Diff review in the Dev tab is the catch point. If unauthorised writes appear, do not merge the PR — return to chat, ask the agent to revert the unauthorised files, and re-run only the parts it was authorised to write.
Spec-Implementation Drift
Outputs, field types, and function signatures silently diverge between the analyst's YAML spec and the developer's TypeScript until the operator audits the two side by side. The drift is often small — a renamed field, a changed return type, a function that takes one argument in the spec and two in the code — and the cumulative effect is integration breakage downstream.
The remediation is to run a spec-drift diff after every implementation. Concretely:
- Compare the analyst's
data_model.yamland logic specs against the developer's generated TypeScript types and function signatures. - Flag any field whose name, type, or cardinality changed; any function whose signature changed; any return type that was widened or narrowed silently.
- Reconcile via chat — either update the spec to match the implementation (rare; the spec is the contract), or update the implementation to match the spec (typical).
The discipline of the spec is the contract is what keeps integration WIs cheap. Drift that isn't caught at the page WI shows up as field-name mismatches at integration time and costs a session to unwind.
Session-Naming Artefact
A persistent ~47% first-session-ABANDONED rate across pilot data is the project baseline, not failure. The mechanism is mechanical: session 1 (named origin or analyst) completes the specification work, session 2 (named development) opens to do the implementation, and when the new session opens the previous one flips to ABANDONED because the chat is no longer active. The WI itself reaches Done via session 2.
How to read the metrics correctly:
- Origin ABANDONED → development DONE is a normal, successful arc — typical for page WIs.
- Origin DONE alone is normal for sync items, single-control defects, and simple cosmetic components that finish in one session.
- All sessions ABANDONED, no Done session is the real failure — that's a stuck WI.
- Same WI re-spawned as
<title>-attempt-2is the worst signal; the underlying issue was a description problem that wasn't fixed.

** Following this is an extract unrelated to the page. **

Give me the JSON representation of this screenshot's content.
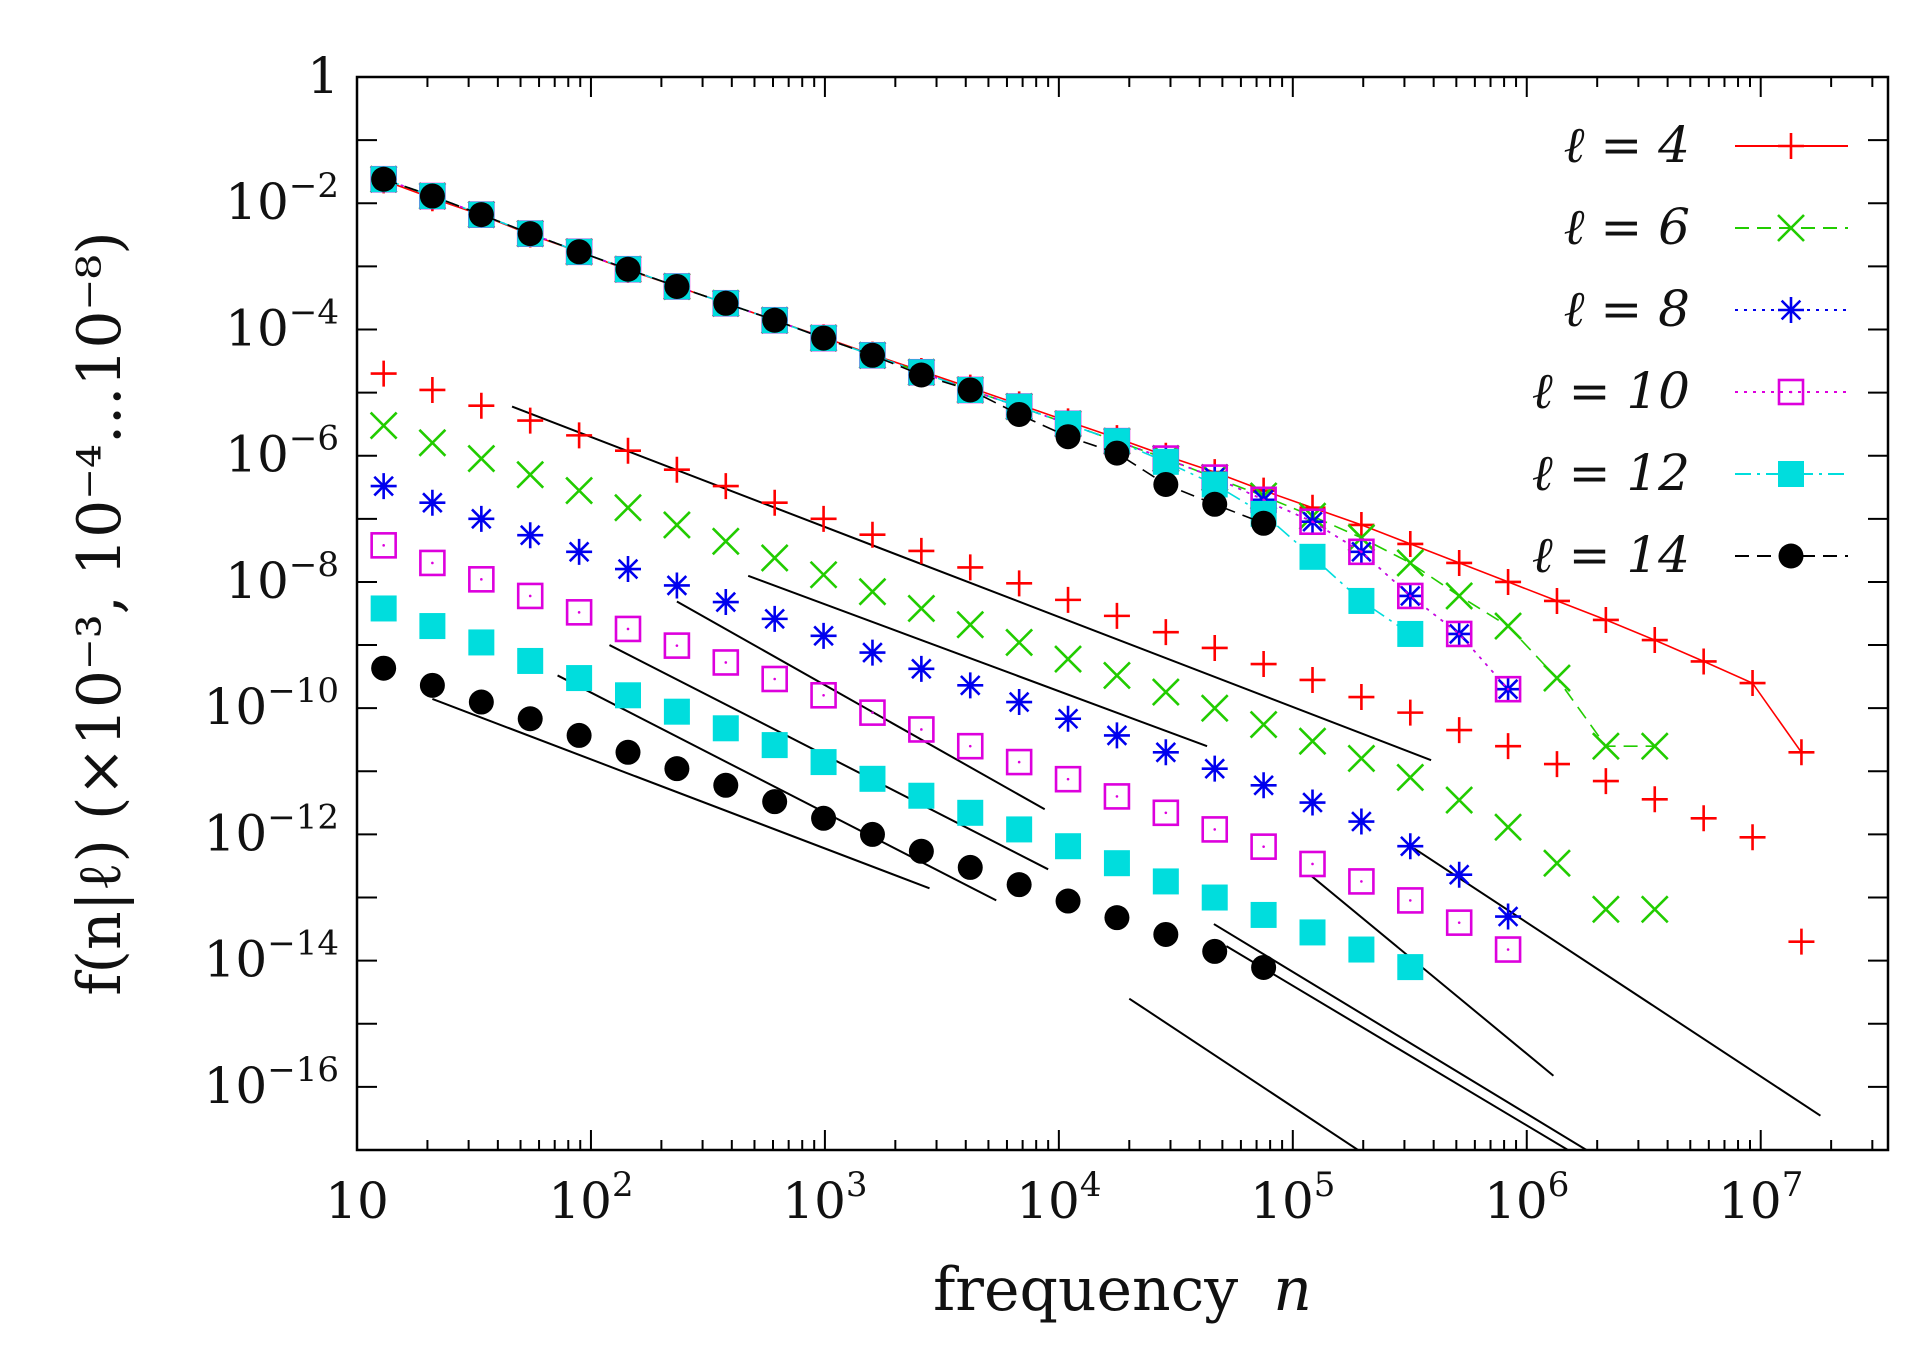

Communicate this to team leads early. Dashboards that count ABANDONED sessions as failures will mislead the team into thinking the platform is broken when it's just naming.
Over-Fragmentation
The anti-pattern of spawning <title>-attempt-2, <title>-attempt-3 WIs in place of amending the original is the single highest-leverage thing to forbid on a new engagement. Production data shows a Reconciliation API spread across nine attempt-named WIs (the description body was correct each time, but the mock data source kept changing); the work would have completed faster if the team had amended the original WI's data section in place.
Amend-in-place discipline:
- Same data shape, different details — edit the original WI's description; do not create a new one.
- Truly different scope — split into a new WI, but rename to reflect the new scope (
Add settlement endpoint), not the attempt (Reconciliation API attempt 2). - Recurring failure on the same description — the description is the bug; fix it. Recreating the WI does not fix descriptions.
- Different agent attempt — same WI, different agent selection at Start. Do not duplicate.
If the team finds itself reaching for -attempt-2, that is the signal to stop, re-read the WI, and apply the lessons from Routing Mistakes, Re-Run Patterns, or Convention Violations above before spending another session.